«Психологи давно уже обратили внимание на сходство процесса восприятия искусства с детской игрой: точно так же перевернутый табурет „достраивается“, „кристаллизуется“ в глазах малыша до кабины автомобиля. И обратите внимание на два условия этой „кристаллизации“. Прежде всего предмет „А“, табурет, должен хоть немного напоминать предмет „Б“, автомобиль. Во вторых, и это особенно интересно, предмет „А“ должен все-таки хоть немного отличаться от предмета „Б“. Если, скажем, еще можно увлечься игрой в кабине стоящего грузовика, пока дядя Федя отлучился за папиросами, то в кабине движущегося и тобой же управляемого автомобиля играть как то не с руки. Предмет „А“ равен предмету „Б“. „Кристаллизация“ отсутствует. Для того чтобы она вернулась, достаточно вообразить автомобиль ну хотя бы танком».
Для создания новой реальности (игры, условности) мы должны опираться на настоящую реальность, но превосходить ее, менять, показывать с неожиданной, новой стороны. И если идти от выбранного материала, то в истории с зажигалкой мы можем опираться на то, что у зажигалки внутри есть газ (огонь) и функция (возможность) гореть. Нет смысла играть с зажигалкой, если суть зажигалки не использовать. Именно через сочетание внешних признаков и выявления внутреннего мира появляется образ героя, возникает игра. Очевидно, что такой «горящий» герой может быть понятен и интересен – мы можем представить, что человек горит. Тут возможна и история про призвание, и про помощь другим, чтобы согреться, и про творчество и так далее.
У меня такое ощущение, что в нас заложена потребность в воображении, потребность в игре. Возможно, она связана напрямую с внутренним ребенком, и это одно из самых главных его проявлений. Мы хотим обобщать (упрощать) мир, чтобы вернуться в детство, когда мир был менее плотным, информационным, сложным и современным, более воздушным (пустым), большим, простым, добрым, открытым, безопасным.
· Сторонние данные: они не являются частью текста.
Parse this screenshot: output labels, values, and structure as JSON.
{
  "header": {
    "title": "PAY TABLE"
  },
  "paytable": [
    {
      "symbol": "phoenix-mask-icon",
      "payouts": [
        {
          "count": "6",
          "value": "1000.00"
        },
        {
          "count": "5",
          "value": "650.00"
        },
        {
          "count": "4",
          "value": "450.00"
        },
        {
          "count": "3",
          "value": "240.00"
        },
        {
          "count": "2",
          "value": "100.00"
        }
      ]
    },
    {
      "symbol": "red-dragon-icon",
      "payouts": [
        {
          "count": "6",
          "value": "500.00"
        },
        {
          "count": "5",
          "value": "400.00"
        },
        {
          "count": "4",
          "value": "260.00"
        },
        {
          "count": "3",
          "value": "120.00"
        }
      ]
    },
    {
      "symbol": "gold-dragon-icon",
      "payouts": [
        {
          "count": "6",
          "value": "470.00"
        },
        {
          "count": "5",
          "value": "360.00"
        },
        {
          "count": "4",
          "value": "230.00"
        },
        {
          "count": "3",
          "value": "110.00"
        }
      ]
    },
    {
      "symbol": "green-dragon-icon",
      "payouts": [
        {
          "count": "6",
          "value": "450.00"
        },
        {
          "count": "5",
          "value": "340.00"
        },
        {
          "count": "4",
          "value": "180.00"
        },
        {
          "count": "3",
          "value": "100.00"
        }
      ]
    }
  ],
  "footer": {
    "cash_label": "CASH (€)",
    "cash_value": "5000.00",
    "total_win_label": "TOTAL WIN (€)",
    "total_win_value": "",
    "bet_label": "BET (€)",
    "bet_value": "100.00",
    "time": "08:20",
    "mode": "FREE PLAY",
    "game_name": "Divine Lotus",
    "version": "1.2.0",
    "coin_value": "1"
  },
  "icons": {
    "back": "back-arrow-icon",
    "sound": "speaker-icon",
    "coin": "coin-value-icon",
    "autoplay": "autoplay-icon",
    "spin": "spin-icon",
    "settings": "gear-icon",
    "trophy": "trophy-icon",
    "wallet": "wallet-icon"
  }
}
Но главное, мир был загадочным. Он был не до конца открыт и потому – динамичен. Повзрослев, мы страдаем от конечности окружающего мира. Мы набили пространство нашего личного мира до отказа. Он настолько плотный, что нам не найти в нем места для чего-то нового. Нам тесно, одиноко и скучно. Поэтому мы так скучаем по детству и стремимся играть. Поэтому игра условности в кукольном представлении или анимационном фильме так дорога нам.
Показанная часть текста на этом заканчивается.